その司令官は、コレットとほぼ同年齢であった。
戦術用兵士官は、士官学校では一般士官の教義の後に、さらに三年ほどの専攻科目がある。三年先に学校を卒業して軍務についていたコレットの方が軍歴は長いから、通常の軍務にあれば、階級はコレットの方が上のはずだった。
しかし目の前にいる人物は、一年も経たない間に目覚ましい戦績を上げて中佐にまで昇進していた。
同盟軍には珍しく深緑色の瞳と褐色の髪が畏敬を誘う。
その姿は威風堂々として、まったく隙がなかった。今この瞬間、腰のブラスターを引き抜いて突きつけても、その動作よりも早く机の引き出しから、銃を取り出して反撃してくるだろう。そこに銃があればだが……。
というよりも、目の前の人物が敵意を持っているかどうかを、瞬時に判断できる眼識を持っているように感じた。そう思う感覚は、これまでの彼の戦歴が物語ってくれるだろう。
両手の指を互い違いに組んで机の上に置き、もの静かに微笑んでいる。
それが、独立遊撃艦隊司令官、アレックス・ランドール中佐。その人であった。
そのデスクの側に、副官のパトリシア・ウィンザー中尉が立っている。
中佐は艦隊の最高責任者ではあるが、コレットの属する情報部特務捜査科は、その権限の及ばない部課であった。いわば行政と司法の分権にあたる。

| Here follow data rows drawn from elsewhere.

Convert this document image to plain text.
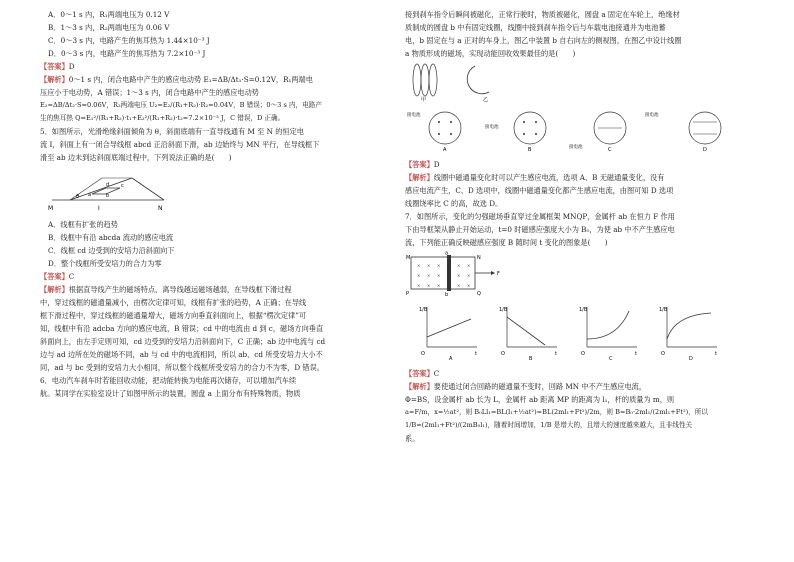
A．0～1 s 内，R₁两端电压为 0.12 V
B．1～3 s 内，R₂两端电压为 0.06 V
C．0～3 s 内，电路产生的焦耳热为 1.44×10⁻³ J
D．0～3 s 内，电路产生的焦耳热为 7.2×10⁻³ J
【答案】D
【解析】0～1 s 内，闭合电路中产生的感应电动势 E₁=ΔB/Δt₁·S=0.12V，R₁两端电
压应小于电动势，A 错误；1～3 s 内，闭合电路中产生的感应电动势
E₂=ΔB/Δt₂·S=0.06V，R₂两端电压 U₂=E₂/(R₁+R₂)·R₂=0.04V，B 错误；0～3 s 内，电路产
生的焦耳热 Q=E₁²/(R₁+R₂)·t₁+E₂²/(R₁+R₂)·t₂=7.2×10⁻³ J，C 错误，D 正确。
5．如图所示，光滑绝缘斜面倾角为 θ，斜面底端有一直导线通有 M 至 N 的恒定电
流 I，斜面上有一闭合导线框 abcd 正沿斜面下滑，ab 边始终与 MN 平行，在导线框下
滑至 ab 边未到达斜面底端过程中，下列说法正确的是(　　)
M	I	N
a	b
c
d
θ
A．线框有扩张的趋势
B．线框中有沿 abcda 流动的感应电流
C．线框 cd 边受到的安培力沿斜面向下
D．整个线框所受安培力的合力为零
【答案】C
【解析】根据直导线产生的磁场特点，离导线越远磁场越弱，在导线框下滑过程
中，穿过线框的磁通量减小，由楞次定律可知，线框有扩张的趋势，A 正确；在导线
框下滑过程中，穿过线框的磁通量增大，磁场方向垂直斜面向上，根据“楞次定律”可
知，线框中有沿 adcba 方向的感应电流，B 错误；cd 中的电流由 d 到 c，磁场方向垂直
斜面向上，由左手定则可知，cd 边受到的安培力沿斜面向下，C 正确；ab 边中电流与 cd
边与 ad 边所在处的磁场不同，ab 与 cd 中的电流相同，所以 ab、cd 所受安培力大小不
同，ad 与 bc 受到的安培力大小相同，所以整个线框所受安培力的合力不为零，D 错误。
6．电动汽车刹车时若能回收动能，把动能转换为电能再次储存，可以增加汽车续
航。某同学在实验室设计了如图甲所示的装置，圆盘 a 上面分布有特殊物质，物质
接到刹车指令后瞬间被磁化，正常行驶时，物质被磁化，圆盘 a 固定在车轮上，绝缘材
质制成的圆盘 b 中有固定线圈，线圈中接到刹车指令后与车载电池接通并为电池蓄
电，b 固定在与 a 正对的车身上，图乙中装置 b 自右向左的侧视图，在图乙中设计线圈
a 物质形成的磁场，实现动能回收效果最佳的是(　　)
甲	乙
接电池
A
接电池
B	接电池	C
接电池
D
【答案】D
【解析】线圈中磁通量变化时可以产生感应电流，选项 A、B 无磁通量变化，没有
感应电流产生，C、D 选项中，线圈中磁通量变化都产生感应电流，由图可知 D 选项
线圈饶率比 C 的高，故选 D。
7．如图所示，变化的匀强磁场垂直穿过金属框架 MNQP，金属杆 ab 在恒力 F 作用
下由导框架从静止开始运动，t=0 时磁感应强度大小为 B₀，为使 ab 中不产生感应电
流，下列能正确反映磁感应强度 B 随时间 t 变化的图象是(　　)
× × ×
× × ×
× × ×
× ×
× ×
× ×
M	N
P	Q
a
b
F
1/B
t
O
A
1/B
t
O
B
1/B
t
O
C
1/B
t
O
D
【答案】C
【解析】要使通过闭合回路的磁通量不变时，回路 MN 中不产生感应电流，
Φ=BS，设金属杆 ab 长为 L，金属杆 ab 距离 MP 的距离为 l₁，杆的质量为 m，则
a=F/m，x=½at²，则 B₀Ll₁=BL(l₁+½at²)=BL(2ml₁+Ft²)/2m，则 B=B₀·2ml₁/(2ml₁+Ft²)，所以
1/B=(2ml₁+Ft²)/(2mB₀l₁)，随着时间增加，1/B 是增大的，且增大的速度越来越大，且非线性关
系。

「コレット・サブリナ中尉であります。この度のアスレチックジムにおける事故捜査を担当することになりました」
「ああ、ウィング大尉から聞いているよ。早速いろいろと捜査をはじめているようだね。それで、事故か殺人かわかったかね」
「まだ、はじめたばかりですから……。結論を出すには、まだ早急すぎます」
「そうか……。ここに検屍報告書のコピーが届いている。渡しておこう。必要なことがあれば何でもいいたまえ、出来る範囲で協力しよう」
「ありがとうございます。つきましては犯罪捜査特務権にあります、乗員名簿の閲覧と居住区の自由通行の許可をお願いします」
と言って、コレットは検屍報告書を受け取り、自分のIDカードを差し出した。
「ああ、わかっている」
アレックスは端末に自分のIDカードを差し込んで閲覧コードを開いてから、別のカード挿入口にコレットのIDカードを差し込んで、閲覧コードをコピーし、さらに通行許可を与える暗号コードを入力して、IDカードを返した。それによってコレットのIDカードで乗員名簿の閲覧と通行許可が可能になるのである。
なお端末に二つのIDカード挿入口があるのは、今のようなコピー用の他、特殊なコード発令の際に必要になっているからだ。例えば艦を自爆させる命令である自爆コード発令には必ず二つのIDが必要である。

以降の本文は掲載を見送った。